Let’s look at both the good and the bad for last week and what the drivers were. First the bad:
- Investors Catch Breath. Some of the volatility in September has been investors taking profits from the preceding months, essentially as will happen from time to time taking a “breather.”
- A FAANG Reversal. During most of the rally this year, five companies in the S&P 500 (Facebook, Amazon, Apple, Netflix and Google) have outperformed the other 495 companies in the S&P 500. In September that reversed itself, with the FAANG stocks significantly underperforming the rest of the market. Investors who are disproportionately concentrated in those tech stocks may have felt the sting of September more than others.
- Coronavirus Uncertainty.
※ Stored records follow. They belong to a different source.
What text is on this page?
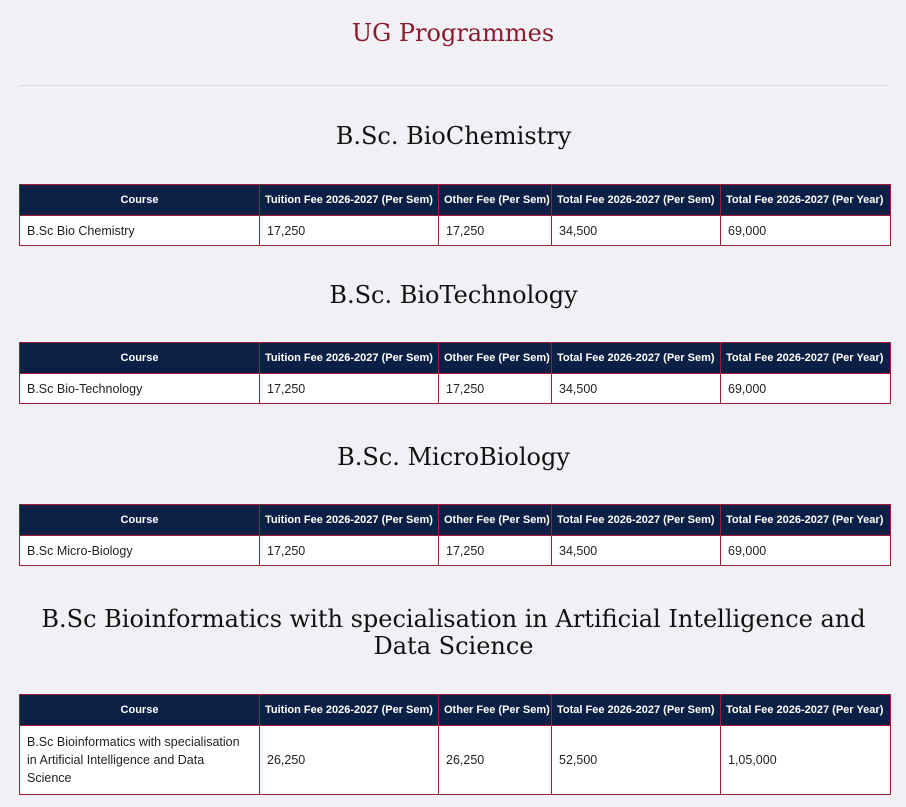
UG Programmes
B.Sc. BioChemistry
Course	Tuition Fee 2026-2027 (Per Sem)	Other Fee (Per Sem)	Total Fee 2026-2027 (Per Sem)	Total Fee 2026-2027 (Per Year)
B.Sc Bio Chemistry	17,250	17,250	34,500	69,000
B.Sc. BioTechnology
Course	Tuition Fee 2026-2027 (Per Sem)	Other Fee (Per Sem)	Total Fee 2026-2027 (Per Sem)	Total Fee 2026-2027 (Per Year)
B.Sc Bio-Technology	17,250	17,250	34,500	69,000
B.Sc. MicroBiology
Course	Tuition Fee 2026-2027 (Per Sem)	Other Fee (Per Sem)	Total Fee 2026-2027 (Per Sem)	Total Fee 2026-2027 (Per Year)
B.Sc Micro-Biology	17,250	17,250	34,500	69,000
B.Sc Bioinformatics with specialisation in Artificial Intelligence and Data Science
Course	Tuition Fee 2026-2027 (Per Sem)	Other Fee (Per Sem)	Total Fee 2026-2027 (Per Sem)	Total Fee 2026-2027 (Per Year)
B.Sc Bioinformatics with specialisation in Artificial Intelligence and Data Science	26,250	26,250	52,500	1,05,000
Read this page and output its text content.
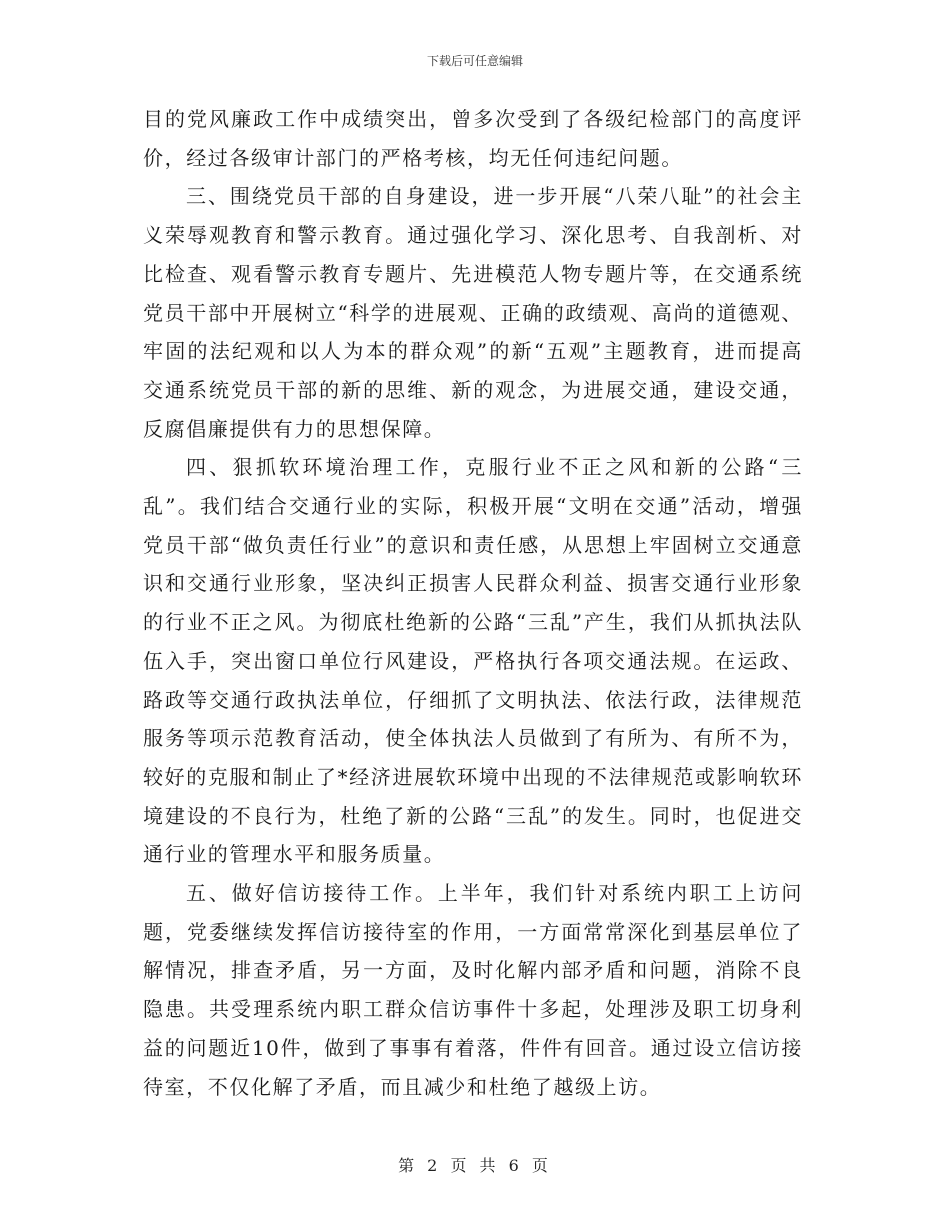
下载后可任意编辑

目的党风廉政工作中成绩突出，曾多次受到了各级纪检部门的高度评价，经过各级审计部门的严格考核，均无任何违纪问题。

三、围绕党员干部的自身建设，进一步开展“八荣八耻”的社会主义荣辱观教育和警示教育。通过强化学习、深化思考、自我剖析、对比检查、观看警示教育专题片、先进模范人物专题片等，在交通系统党员干部中开展树立“科学的进展观、正确的政绩观、高尚的道德观、牢固的法纪观和以人为本的群众观”的新“五观”主题教育，进而提高交通系统党员干部的新的思维、新的观念，为进展交通，建设交通，反腐倡廉提供有力的思想保障。

四、狠抓软环境治理工作，克服行业不正之风和新的公路“三乱”。我们结合交通行业的实际，积极开展“文明在交通”活动，增强党员干部“做负责任行业”的意识和责任感，从思想上牢固树立交通意识和交通行业形象，坚决纠正损害人民群众利益、损害交通行业形象的行业不正之风。为彻底杜绝新的公路“三乱”产生，我们从抓执法队伍入手，突出窗口单位行风建设，严格执行各项交通法规。在运政、路政等交通行政执法单位，仔细抓了文明执法、依法行政，法律规范服务等项示范教育活动，使全体执法人员做到了有所为、有所不为，较好的克服和制止了*经济进展软环境中出现的不法律规范或影响软环境建设的不良行为，杜绝了新的公路“三乱”的发生。同时，也促进交通行业的管理水平和服务质量。

五、做好信访接待工作。上半年，我们针对系统内职工上访问题，党委继续发挥信访接待室的作用，一方面常常深化到基层单位了解情况，排查矛盾，另一方面，及时化解内部矛盾和问题，消除不良隐患。共受理系统内职工群众信访事件十多起，处理涉及职工切身利益的问题近10件，做到了事事有着落，件件有回音。通过设立信访接待室，不仅化解了矛盾，而且减少和杜绝了越级上访。

第 2 页 共 6 页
Reports last week of a second wave in Europe were discouraging.
- No Government Shutdown. There had been worries about a possible government shutdown. On Wednesday, however, the House passed a continuing resolution to replace federal funding set to expire the following week, with passage by the Senate expected in the coming days.
- New home sales in August reached their best level since September 2006. This is not just good news for real estate brokers, but a strong indicator of overall consumer confidence.
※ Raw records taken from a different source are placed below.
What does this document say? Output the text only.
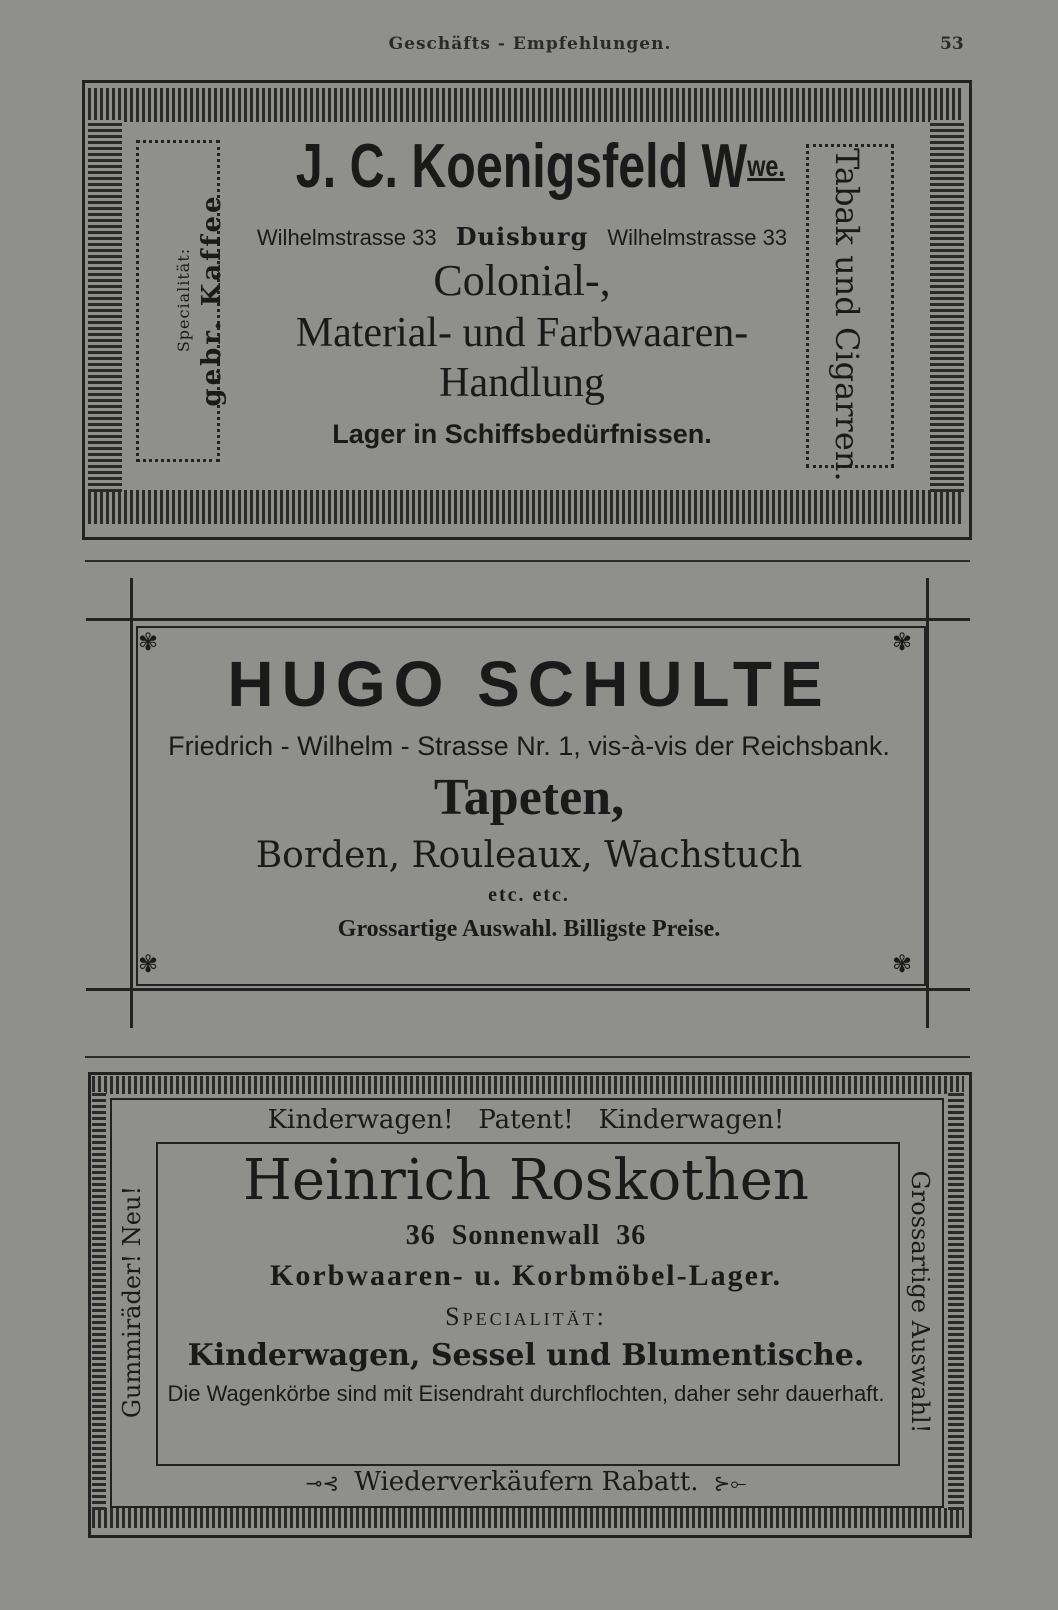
Geschäfts - Empfehlungen.	53
Specialität: gebr. Kaffee	Tabak und Cigarren.
J. C. Koenigsfeld $W^{we.}$
Wilhelmstrasse 33 Duisburg Wilhelmstrasse 33
Colonial-,
Material- und Farbwaaren-
Handlung
Lager in Schiffsbedürfnissen.
✾	✾
✾	✾
HUGO SCHULTE
Friedrich - Wilhelm - Strasse Nr. 1, vis-à-vis der Reichsbank.
Tapeten,
Borden, Rouleaux, Wachstuch
etc. etc.
Grossartige Auswahl. Billigste Preise.
Kinderwagen!   Patent!   Kinderwagen!
Gummiräder! Neu!	Grossartige Auswahl!
Heinrich Roskothen
36  Sonnenwall  36
Korbwaaren- u. Korbmöbel-Lager.
Specialität:
Kinderwagen, Sessel und Blumentische.
Die Wagenkörbe sind mit Eisendraht durchflochten, daher sehr dauerhaft.
⊸⊰ Wiederverkäufern Rabatt. ⊱⟜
- Manufacturing continues to surge, albeit it at a somewhat slower pace than when the economy first reopened. As companies continue to refill inventories that they had allowed to be depleted during the worst of the shutdown, these manufacturing numbers should remain strong.
Markets will always have volatility, but the more normal ebb and flow of stock prices that we have seen in the past month are in welcome relief to the wild fluctuations back in the Spring. Our focus, of course, remains not on short-term headlines but on helping you achieve your long-term financial goals.